In December 1963, the company released What's That on My Head?, a game played by at most six people. Every player puts on a "crownlike card holder" as a headpiece. A competing player places three cards into the card holder. The cards each bear a different single letter and are unknown to the person donning the card holder. Players ask each other questions from a set of cards containing questions. Three example questions are: "Is there any letter that is more plentiful than any other? If so, on how many heads does it appear?", "What is the greatest number of cards you see of the same letter?", and "How many letters have two and only two cards showing?" A player wins when they are able to correctly guess all of the letters of the cards on their head. Games Research created a variant of What's That on My Head? where the number of cards placed on a person's head is not restricted to three. Players are required to also say how many cards they have.

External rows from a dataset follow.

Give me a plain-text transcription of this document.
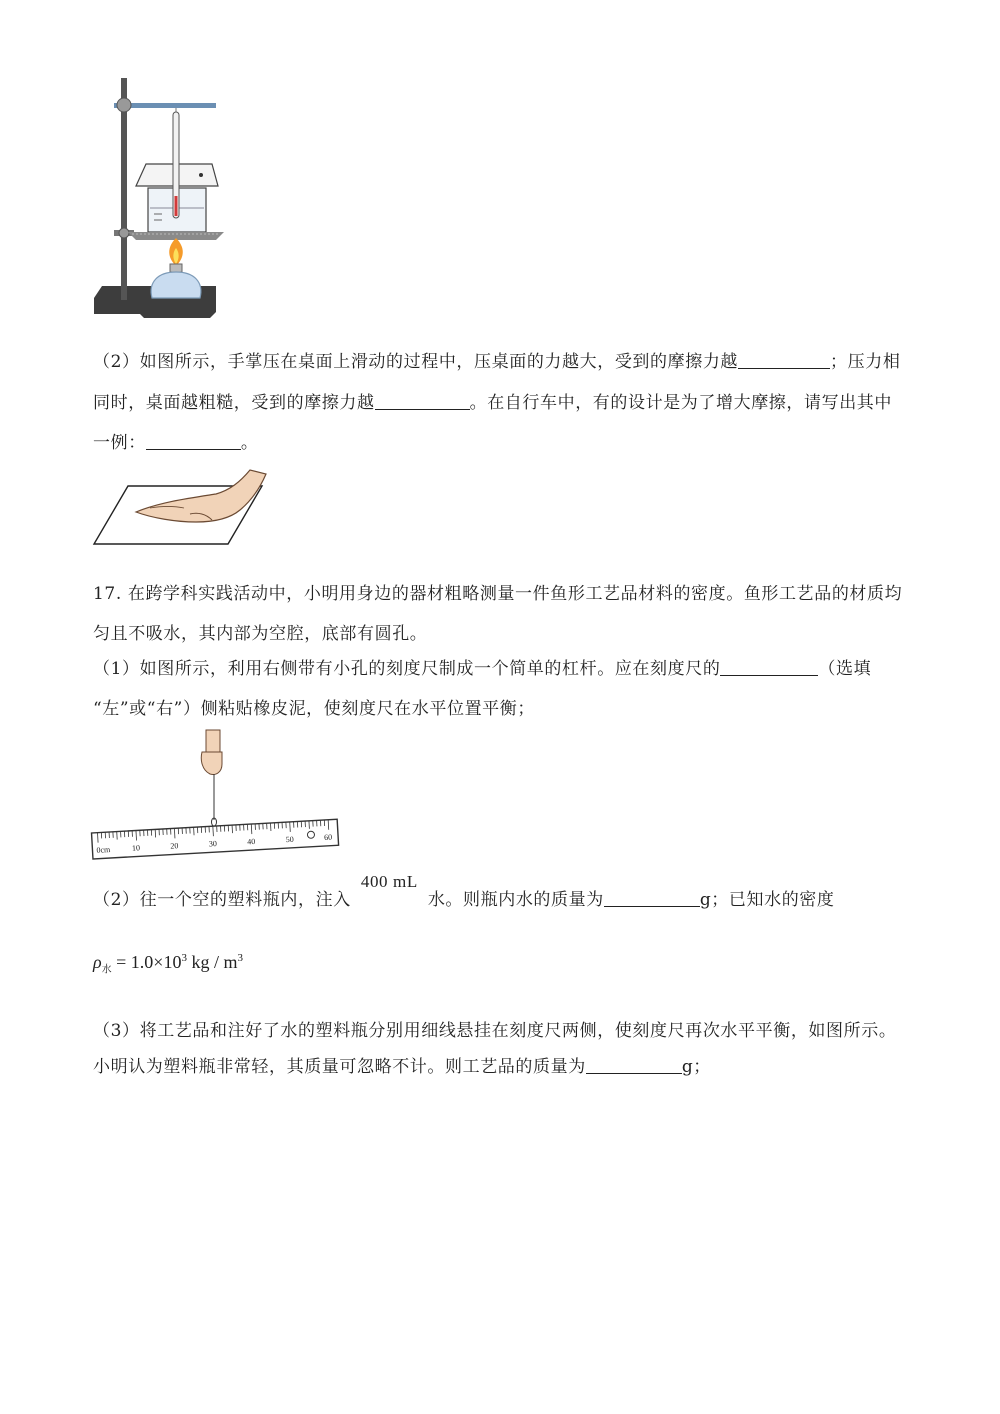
（2）如图所示，手掌压在桌面上滑动的过程中，压桌面的力越大，受到的摩擦力越	；压力相
同时，桌面越粗糙，受到的摩擦力越	。在自行车中，有的设计是为了增大摩擦，请写出其中
一例：	。
17. 在跨学科实践活动中，小明用身边的器材粗略测量一件鱼形工艺品材料的密度。鱼形工艺品的材质均
匀且不吸水，其内部为空腔，底部有圆孔。
（1）如图所示，利用右侧带有小孔的刻度尺制成一个简单的杠杆。应在刻度尺的	（选填
“左”或“右”）侧粘贴橡皮泥，使刻度尺在水平位置平衡；
0cm	10	20	30	40	50	60
（2）往一个空的塑料瓶内，注入 400 mL 水。则瓶内水的质量为	g；已知水的密度
$\rho_水 = 1.0\times 10^3$ kg / $m^3$
（3）将工艺品和注好了水的塑料瓶分别用细线悬挂在刻度尺两侧，使刻度尺再次水平平衡，如图所示。
小明认为塑料瓶非常轻，其质量可忽略不计。则工艺品的质量为	g；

The company released a game called Insight in 1967 in which players assess the personalities of themselves and the other players by choosing among the different card options. Four example cards are: "Which one of these scenes appeals to your romantic nature?", "Spend $25,000 on yourself in one of these luxury areas", "You are snowbound in a mountain cabin. To pass the time, make one selection from the following list of reading materials", and "Could you find inner peace in one of these 12 settings?" The Gazettes Jane Martin wrote, "The game guarantees to stimulate conversation and perhaps a little friendly discord as players compare insights."